A current project, AdventureLand, is currently included in a group show at Portland House in Malvern (62 Church Street). The show is called 'One Thing Leads to Another and is curated by Charlie Hurcombe. It has been so good to be involved in the show and the act of installing work has helped me to think about and prioritise my work. I consistently seem to spread myself too far and thus can lose the impetus of the work. I felt as though I had edited enough but some of the work is not resolved enough. I have to think about the finishing details.
It is useful for this project to reflect upon these issues. Every project helps to refine the next one.
It has been a frustrating period recently as my teaching jobs have taken precedent due to the heavy period of assessment. Time has been given over to this and taken from my own practice. It will be relinquished next week and I will get time back. I'll be able to pick up the threads again.
I have suffered from a crisis of confidence and there are times when it is so hard to maintain an arts practice alongside other employment and domestic stuff. It has all hit hard recently but I am so thrilled to be involved in One Thing Leads to Another and to be collaborating with Rick on this project. Breathe......

Friday 17 June 2011

Heart of Darkness


Since visiting the sites on the Thames, I have been thinking of many potential ideas. The two books Heart of Darkness by Joseph Conrad and Great Expectations by Charles Dickens seem to be natural starting points for creative work. I have read that Dickens used to take regular walks from his home near Gravesend to the marshes, sometimes walking upto 20 miles. His writing was done in a unique wooden chalet which was built in the grounds of his house and looked out upon the estuary. Conrad spent time in Essex on the opposite bank of the Thames estuary at Stanford Le Hope. I don't know so much about his life but in the introduction to Heart of Darkness by Paul O'Prey, the estuary clearly has a profound impact upon his writing. Conrad talks of the sky as a 'benign immensity of unstained light'. He draws parallels between the Thames and the Congo river through the suggestion that 'all seas and rivers run into one another: from the 'end of the world' the Thames 'stretched before us like the beginning of an interminable waterway', 'leading to the uttermost ends of the earth....into the heart of an immense darkness'.
O'Prey, P. Introduction to Heart of Darkness, Penguin Books 1983, page 8
This literary image conjures up notions of the 'sublime' and I wonder if Conrad was provoking ideas around this? I was watching a fascinating programme about Yellowstone Park called Unnatural Histories (BBC4 9.00 pm Thursday 16th June 2011) where the image created of Yellowstone was associated with this search for the sublime. This was a connection to God, a place where one could feel the danger and true sense of a wonderful landscape. In the case of Yellowstone it was through the spectacular geisers, the mountains or waterfalls.
Yellowstone was basically a construct of a wilderness where native Americans had been ejected so that the land could be appropriated for use by settlers. Below is the information from the programme.

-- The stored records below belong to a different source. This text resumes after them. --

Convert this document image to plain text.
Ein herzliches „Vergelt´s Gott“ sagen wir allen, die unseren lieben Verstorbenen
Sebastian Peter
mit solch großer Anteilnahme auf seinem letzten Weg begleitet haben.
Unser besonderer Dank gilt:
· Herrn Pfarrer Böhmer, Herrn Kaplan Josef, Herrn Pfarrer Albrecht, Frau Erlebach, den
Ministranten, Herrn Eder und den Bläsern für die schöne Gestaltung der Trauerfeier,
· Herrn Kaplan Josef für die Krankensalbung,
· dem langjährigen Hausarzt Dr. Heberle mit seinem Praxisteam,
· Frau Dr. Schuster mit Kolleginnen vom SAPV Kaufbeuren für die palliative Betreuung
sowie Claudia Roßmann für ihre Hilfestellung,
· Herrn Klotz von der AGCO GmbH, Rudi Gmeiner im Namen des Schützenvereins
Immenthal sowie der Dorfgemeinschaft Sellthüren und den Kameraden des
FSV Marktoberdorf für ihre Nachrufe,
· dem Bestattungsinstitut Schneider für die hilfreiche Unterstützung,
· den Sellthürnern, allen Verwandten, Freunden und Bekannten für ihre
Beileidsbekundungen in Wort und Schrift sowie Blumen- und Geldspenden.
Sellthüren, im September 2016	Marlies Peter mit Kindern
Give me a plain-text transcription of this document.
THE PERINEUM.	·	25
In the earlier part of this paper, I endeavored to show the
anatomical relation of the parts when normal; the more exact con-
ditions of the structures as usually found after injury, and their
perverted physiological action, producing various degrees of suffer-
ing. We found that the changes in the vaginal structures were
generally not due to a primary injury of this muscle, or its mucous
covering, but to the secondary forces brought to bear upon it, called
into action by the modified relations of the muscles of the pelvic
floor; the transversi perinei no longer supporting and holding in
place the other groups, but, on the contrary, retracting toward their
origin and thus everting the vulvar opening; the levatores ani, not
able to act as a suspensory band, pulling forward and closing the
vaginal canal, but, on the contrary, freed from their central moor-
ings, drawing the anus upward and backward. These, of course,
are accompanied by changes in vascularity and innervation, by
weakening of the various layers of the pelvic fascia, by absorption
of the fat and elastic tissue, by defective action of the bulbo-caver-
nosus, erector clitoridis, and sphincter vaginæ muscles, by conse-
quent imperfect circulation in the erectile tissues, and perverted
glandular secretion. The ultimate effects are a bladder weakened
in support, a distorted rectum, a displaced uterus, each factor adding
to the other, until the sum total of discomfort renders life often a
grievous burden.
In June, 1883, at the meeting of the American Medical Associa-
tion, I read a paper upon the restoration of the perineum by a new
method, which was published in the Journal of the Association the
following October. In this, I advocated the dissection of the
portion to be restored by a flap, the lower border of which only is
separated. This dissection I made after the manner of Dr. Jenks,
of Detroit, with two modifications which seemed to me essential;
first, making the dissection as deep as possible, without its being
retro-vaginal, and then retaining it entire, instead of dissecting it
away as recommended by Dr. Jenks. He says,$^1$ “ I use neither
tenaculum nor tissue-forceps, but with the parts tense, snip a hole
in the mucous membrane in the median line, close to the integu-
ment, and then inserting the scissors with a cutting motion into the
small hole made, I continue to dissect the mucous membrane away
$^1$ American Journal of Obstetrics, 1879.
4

As the world's first national park, Yellowstone has long served as a model for the protection of wilderness around the world. For Americans it has become a source of great national pride, not least because it encapsulates all our popular notions of what a wilderness should be - vast, uninhabited, with spectacular scenery and teeming with wildlife. But Yellowstone has not always been so. At the time of its creation in 1872, it was renowned only for its extraordinary geysers, and far from being an uninhabited wilderness it was home to several American Indian tribes.

This film reveals how a remote Indian homeland became the world's first great wilderness. It was the ambitions of railroad barons, not conservationists, that paved the way for a brand new vision of the wild, a vision that took native peoples out of the picture. Iconic landscape paintings show how European Romanticism crossed the Atlantic and recast the American wilderness, not as a satanic place to be tamed and cultivated, but as a place to experience the raw power of God in nature. Forged in Yellowstone, this potent new version of wilderness as untouched and deserving of protection has since been exported to all corners of the globe.